Some have their invisibility thrust upon them. These are the men who look the part of the homeless – the panhandlers, the ones who seek shelter under bridges, in illicit campsites, or in abandoned buildings. The ones like the man who was found dead a few years back behind the dumpster at my office building, laying in a bed of flattened cardboard boxes. We make them invisible by pretending that they aren’t there.
Others seek to be invisible because they don’t want to stand out. These are the men who have jobs, or at least want to have jobs. They may have found themselves homeless because of poor choices that they have made, or their situation may be due to circumstances beyond their control. Whatever the cause, they want something better for their lives, something normal. In the meantime, they don’t want to call attention to their situation.

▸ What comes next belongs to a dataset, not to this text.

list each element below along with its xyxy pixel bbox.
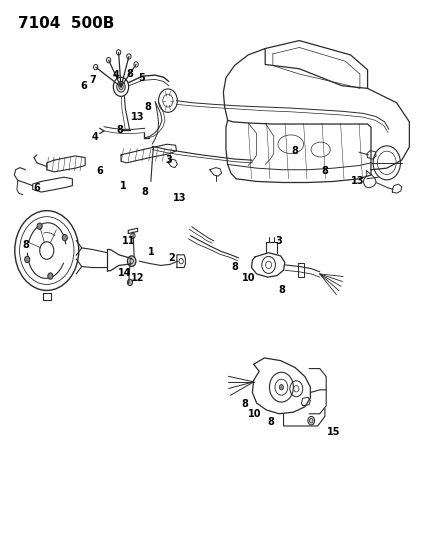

Regardless of whether their invisibility is self-imposed or thrust upon them, when the bus drops them off at our church for dinner at 6:00 p.m., they are there. There is no hiding their existence or their circumstances. There is also no denying their humanity, and it is in acknowledging their humanity that those of us doing the serving receive as great a gift as we give.
I’ll be spending the night with our PACEM guests tomorrow night. While I will miss time away from home and family, I am grateful for the opportunity to put Matthew 25:40 into practice.